The Fed’s preferred inflation measure, the personal consumption expenditures (PCE) price index excluding food and energy, increased 1.8 percent in October.

That was the smallest gain since February and followed a 1.9 percent increase in September. The core PCE price index hit the Fed’s 2 percent inflation target in March for the first time since April 2012.

Economists believe moderate inflation and expectations of slower economic growth could prompt the U.S. central bank to temporarily stop raising rates next year.

Minutes of the Fed’s November policy meeting published last month showed nearly all officials agreed another rate hike was “likely to be warranted fairly soon,” but also opened debate on when to pause further monetary policy tightening.

“The bar for inflation returning to 2 percent is fairly high,” said Ryan Sweet, a senior economist at Moody’s Analytics in West Chester, Pennsylvania. “This may give the central bank reason to pause this tightening sometime next year.”

In November, wholesale energy prices tumbled 5.0 percent, the largest drop since September 2015. Gasoline prices plunged 14.0 percent, the biggest decline since February 2016, after surging 7.6 percent in the prior month.

Food prices shot up 1.3 percent last month, driven by jumps in the cost of chicken, eggs and fresh and dry vegetables. Food prices rebounded 1.0 percent in October.

Overall, the cost of wholesale goods fell 0.4 percent in November, the largest drop since May 2017, after shooting up 0.6 percent in October. Core goods rose 0.3 percent last month after being unchanged in October.

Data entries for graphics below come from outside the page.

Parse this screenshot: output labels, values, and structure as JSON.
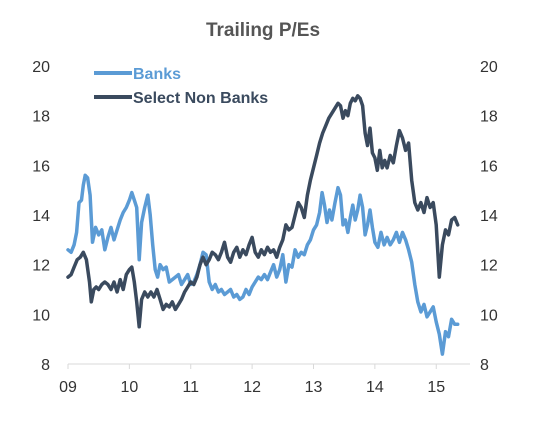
{
  "chart_data": {
    "type": "line",
    "title": "Trailing P/Es",
    "xlabel": "",
    "ylabel": "",
    "x_ticks": [
      "09",
      "10",
      "11",
      "12",
      "13",
      "14",
      "15"
    ],
    "x_range": [
      2009.0,
      2015.55
    ],
    "ylim": [
      8,
      20
    ],
    "y_ticks": [
      "8",
      "10",
      "12",
      "14",
      "16",
      "18",
      "20"
    ],
    "y_ticks_right": [
      "8",
      "10",
      "12",
      "14",
      "16",
      "18",
      "20"
    ],
    "grid": false,
    "legend_position": "top-left",
    "series": [
      {
        "name": "Banks",
        "color": "#5b9bd5",
        "points": [
          [
            2009.0,
            12.6
          ],
          [
            2009.05,
            12.5
          ],
          [
            2009.1,
            12.8
          ],
          [
            2009.14,
            13.3
          ],
          [
            2009.18,
            14.5
          ],
          [
            2009.22,
            14.6
          ],
          [
            2009.25,
            15.2
          ],
          [
            2009.28,
            15.6
          ],
          [
            2009.32,
            15.5
          ],
          [
            2009.36,
            14.8
          ],
          [
            2009.4,
            12.9
          ],
          [
            2009.45,
            13.5
          ],
          [
            2009.5,
            13.2
          ],
          [
            2009.55,
            13.4
          ],
          [
            2009.6,
            12.6
          ],
          [
            2009.65,
            13.1
          ],
          [
            2009.7,
            13.5
          ],
          [
            2009.75,
            13.0
          ],
          [
            2009.8,
            13.4
          ],
          [
            2009.85,
            13.8
          ],
          [
            2009.9,
            14.1
          ],
          [
            2009.95,
            14.3
          ],
          [
            2010.0,
            14.6
          ],
          [
            2010.04,
            14.9
          ],
          [
            2010.08,
            14.6
          ],
          [
            2010.12,
            14.3
          ],
          [
            2010.16,
            12.2
          ],
          [
            2010.2,
            13.7
          ],
          [
            2010.25,
            14.3
          ],
          [
            2010.3,
            14.8
          ],
          [
            2010.34,
            14.0
          ],
          [
            2010.38,
            12.8
          ],
          [
            2010.42,
            11.8
          ],
          [
            2010.46,
            11.5
          ],
          [
            2010.5,
            12.0
          ],
          [
            2010.55,
            11.8
          ],
          [
            2010.6,
            11.9
          ],
          [
            2010.65,
            11.3
          ],
          [
            2010.7,
            11.4
          ],
          [
            2010.75,
            11.5
          ],
          [
            2010.8,
            11.6
          ],
          [
            2010.85,
            11.2
          ],
          [
            2010.9,
            11.4
          ],
          [
            2010.95,
            11.6
          ],
          [
            2011.0,
            11.2
          ],
          [
            2011.05,
            11.3
          ],
          [
            2011.1,
            11.6
          ],
          [
            2011.15,
            12.0
          ],
          [
            2011.2,
            12.5
          ],
          [
            2011.25,
            12.4
          ],
          [
            2011.3,
            11.3
          ],
          [
            2011.35,
            11.0
          ],
          [
            2011.4,
            11.2
          ],
          [
            2011.45,
            10.9
          ],
          [
            2011.5,
            11.0
          ],
          [
            2011.55,
            10.8
          ],
          [
            2011.6,
            10.9
          ],
          [
            2011.65,
            11.0
          ],
          [
            2011.7,
            10.7
          ],
          [
            2011.75,
            10.8
          ],
          [
            2011.8,
            10.6
          ],
          [
            2011.85,
            10.7
          ],
          [
            2011.9,
            11.0
          ],
          [
            2011.95,
            10.8
          ],
          [
            2012.0,
            11.1
          ],
          [
            2012.05,
            11.3
          ],
          [
            2012.1,
            11.5
          ],
          [
            2012.15,
            11.4
          ],
          [
            2012.2,
            11.6
          ],
          [
            2012.25,
            11.4
          ],
          [
            2012.3,
            11.7
          ],
          [
            2012.35,
            12.0
          ],
          [
            2012.4,
            11.5
          ],
          [
            2012.45,
            11.8
          ],
          [
            2012.5,
            12.4
          ],
          [
            2012.55,
            11.3
          ],
          [
            2012.6,
            12.0
          ],
          [
            2012.65,
            11.9
          ],
          [
            2012.7,
            12.6
          ],
          [
            2012.75,
            12.3
          ],
          [
            2012.8,
            12.5
          ],
          [
            2012.85,
            12.4
          ],
          [
            2012.9,
            12.8
          ],
          [
            2012.95,
            13.0
          ],
          [
            2013.0,
            13.4
          ],
          [
            2013.05,
            13.6
          ],
          [
            2013.1,
            14.1
          ],
          [
            2013.14,
            14.9
          ],
          [
            2013.18,
            14.4
          ],
          [
            2013.22,
            13.7
          ],
          [
            2013.26,
            14.2
          ],
          [
            2013.3,
            13.8
          ],
          [
            2013.35,
            14.5
          ],
          [
            2013.4,
            15.1
          ],
          [
            2013.44,
            14.8
          ],
          [
            2013.48,
            13.6
          ],
          [
            2013.52,
            13.8
          ],
          [
            2013.56,
            13.3
          ],
          [
            2013.6,
            13.9
          ],
          [
            2013.64,
            14.4
          ],
          [
            2013.68,
            13.8
          ],
          [
            2013.72,
            14.2
          ],
          [
            2013.76,
            14.8
          ],
          [
            2013.8,
            14.3
          ],
          [
            2013.84,
            13.2
          ],
          [
            2013.88,
            13.6
          ],
          [
            2013.92,
            14.2
          ],
          [
            2013.96,
            13.5
          ],
          [
            2014.0,
            12.9
          ],
          [
            2014.05,
            12.7
          ],
          [
            2014.1,
            13.3
          ],
          [
            2014.15,
            12.8
          ],
          [
            2014.2,
            13.1
          ],
          [
            2014.25,
            12.8
          ],
          [
            2014.3,
            13.0
          ],
          [
            2014.35,
            13.3
          ],
          [
            2014.4,
            12.9
          ],
          [
            2014.45,
            13.3
          ],
          [
            2014.5,
            13.0
          ],
          [
            2014.55,
            12.6
          ],
          [
            2014.6,
            12.1
          ],
          [
            2014.65,
            11.2
          ],
          [
            2014.7,
            10.5
          ],
          [
            2014.75,
            10.1
          ],
          [
            2014.8,
            10.4
          ],
          [
            2014.85,
            9.9
          ],
          [
            2014.9,
            10.1
          ],
          [
            2014.95,
            10.3
          ],
          [
            2015.0,
            9.7
          ],
          [
            2015.05,
            9.2
          ],
          [
            2015.1,
            8.4
          ],
          [
            2015.15,
            9.3
          ],
          [
            2015.2,
            9.1
          ],
          [
            2015.25,
            9.8
          ],
          [
            2015.3,
            9.6
          ],
          [
            2015.35,
            9.6
          ]
        ]
      },
      {
        "name": "Select Non Banks",
        "color": "#3a4a5e",
        "points": [
          [
            2009.0,
            11.5
          ],
          [
            2009.05,
            11.6
          ],
          [
            2009.1,
            11.9
          ],
          [
            2009.15,
            12.2
          ],
          [
            2009.2,
            12.3
          ],
          [
            2009.25,
            12.5
          ],
          [
            2009.3,
            12.2
          ],
          [
            2009.35,
            11.3
          ],
          [
            2009.38,
            10.5
          ],
          [
            2009.42,
            11.0
          ],
          [
            2009.46,
            11.1
          ],
          [
            2009.5,
            11.0
          ],
          [
            2009.55,
            11.2
          ],
          [
            2009.6,
            11.3
          ],
          [
            2009.65,
            11.2
          ],
          [
            2009.7,
            11.0
          ],
          [
            2009.75,
            11.3
          ],
          [
            2009.8,
            10.9
          ],
          [
            2009.85,
            11.4
          ],
          [
            2009.9,
            11.0
          ],
          [
            2009.95,
            11.6
          ],
          [
            2010.0,
            11.8
          ],
          [
            2010.04,
            11.9
          ],
          [
            2010.08,
            11.3
          ],
          [
            2010.12,
            10.5
          ],
          [
            2010.16,
            9.5
          ],
          [
            2010.2,
            10.6
          ],
          [
            2010.25,
            10.9
          ],
          [
            2010.3,
            10.7
          ],
          [
            2010.35,
            10.9
          ],
          [
            2010.4,
            10.7
          ],
          [
            2010.45,
            11.0
          ],
          [
            2010.5,
            10.6
          ],
          [
            2010.55,
            10.2
          ],
          [
            2010.6,
            10.4
          ],
          [
            2010.65,
            10.3
          ],
          [
            2010.7,
            10.5
          ],
          [
            2010.75,
            10.2
          ],
          [
            2010.8,
            10.4
          ],
          [
            2010.85,
            10.6
          ],
          [
            2010.9,
            10.9
          ],
          [
            2010.95,
            11.1
          ],
          [
            2011.0,
            11.3
          ],
          [
            2011.05,
            11.2
          ],
          [
            2011.1,
            11.5
          ],
          [
            2011.15,
            12.0
          ],
          [
            2011.2,
            12.3
          ],
          [
            2011.25,
            12.0
          ],
          [
            2011.3,
            12.2
          ],
          [
            2011.35,
            12.5
          ],
          [
            2011.4,
            12.4
          ],
          [
            2011.45,
            12.2
          ],
          [
            2011.5,
            12.5
          ],
          [
            2011.55,
            12.9
          ],
          [
            2011.6,
            12.3
          ],
          [
            2011.65,
            12.1
          ],
          [
            2011.7,
            12.5
          ],
          [
            2011.75,
            12.7
          ],
          [
            2011.8,
            12.3
          ],
          [
            2011.85,
            12.6
          ],
          [
            2011.9,
            12.4
          ],
          [
            2011.95,
            12.8
          ],
          [
            2012.0,
            13.1
          ],
          [
            2012.05,
            12.5
          ],
          [
            2012.1,
            12.3
          ],
          [
            2012.15,
            12.6
          ],
          [
            2012.2,
            12.4
          ],
          [
            2012.25,
            12.7
          ],
          [
            2012.3,
            12.5
          ],
          [
            2012.35,
            12.6
          ],
          [
            2012.4,
            12.3
          ],
          [
            2012.45,
            12.7
          ],
          [
            2012.5,
            13.0
          ],
          [
            2012.55,
            13.6
          ],
          [
            2012.6,
            13.4
          ],
          [
            2012.65,
            13.5
          ],
          [
            2012.7,
            14.0
          ],
          [
            2012.75,
            14.5
          ],
          [
            2012.8,
            14.3
          ],
          [
            2012.85,
            13.9
          ],
          [
            2012.9,
            14.8
          ],
          [
            2012.95,
            15.4
          ],
          [
            2013.0,
            15.9
          ],
          [
            2013.05,
            16.4
          ],
          [
            2013.1,
            16.9
          ],
          [
            2013.15,
            17.3
          ],
          [
            2013.2,
            17.6
          ],
          [
            2013.25,
            17.9
          ],
          [
            2013.3,
            18.1
          ],
          [
            2013.35,
            18.3
          ],
          [
            2013.4,
            18.5
          ],
          [
            2013.44,
            18.4
          ],
          [
            2013.48,
            17.9
          ],
          [
            2013.52,
            18.2
          ],
          [
            2013.56,
            18.0
          ],
          [
            2013.6,
            18.5
          ],
          [
            2013.64,
            18.7
          ],
          [
            2013.68,
            18.6
          ],
          [
            2013.72,
            18.8
          ],
          [
            2013.76,
            18.7
          ],
          [
            2013.8,
            18.4
          ],
          [
            2013.84,
            17.3
          ],
          [
            2013.88,
            16.8
          ],
          [
            2013.92,
            17.5
          ],
          [
            2013.96,
            16.5
          ],
          [
            2014.0,
            16.3
          ],
          [
            2014.04,
            15.8
          ],
          [
            2014.08,
            16.6
          ],
          [
            2014.12,
            15.9
          ],
          [
            2014.16,
            16.2
          ],
          [
            2014.2,
            15.9
          ],
          [
            2014.25,
            16.4
          ],
          [
            2014.3,
            16.1
          ],
          [
            2014.35,
            16.8
          ],
          [
            2014.4,
            17.4
          ],
          [
            2014.45,
            17.1
          ],
          [
            2014.5,
            16.6
          ],
          [
            2014.55,
            16.9
          ],
          [
            2014.6,
            15.4
          ],
          [
            2014.65,
            14.5
          ],
          [
            2014.7,
            14.2
          ],
          [
            2014.75,
            14.5
          ],
          [
            2014.8,
            14.1
          ],
          [
            2014.85,
            14.7
          ],
          [
            2014.9,
            14.3
          ],
          [
            2014.95,
            14.5
          ],
          [
            2015.0,
            13.6
          ],
          [
            2015.05,
            11.5
          ],
          [
            2015.1,
            12.8
          ],
          [
            2015.15,
            13.4
          ],
          [
            2015.2,
            13.2
          ],
          [
            2015.25,
            13.8
          ],
          [
            2015.3,
            13.9
          ],
          [
            2015.35,
            13.6
          ]
        ]
      }
    ]
  }
}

The rise in core goods prices likely reflects the impact of the Trump administration’s tariffs on lumber, steel and aluminum imports, as well as on a range of Chinese goods. Last month, there were increases in the prices of machinery, iron and steel scrap as well as steel mill products.

The cost of services increased 0.3 percent in November, boosted by a 0.3 percent gain in the index for trade services, which measures changes in margins received by wholesalers and retailers. Services vaulted 0.7 percent in October.

The cost of healthcare services edged up 0.1 percent last month. There were increases in prices for hospital outpatient, hospital inpatient, dental and nursing home care. Healthcare prices increased 0.3 percent in October.

Those healthcare costs feed into the core PCE price index.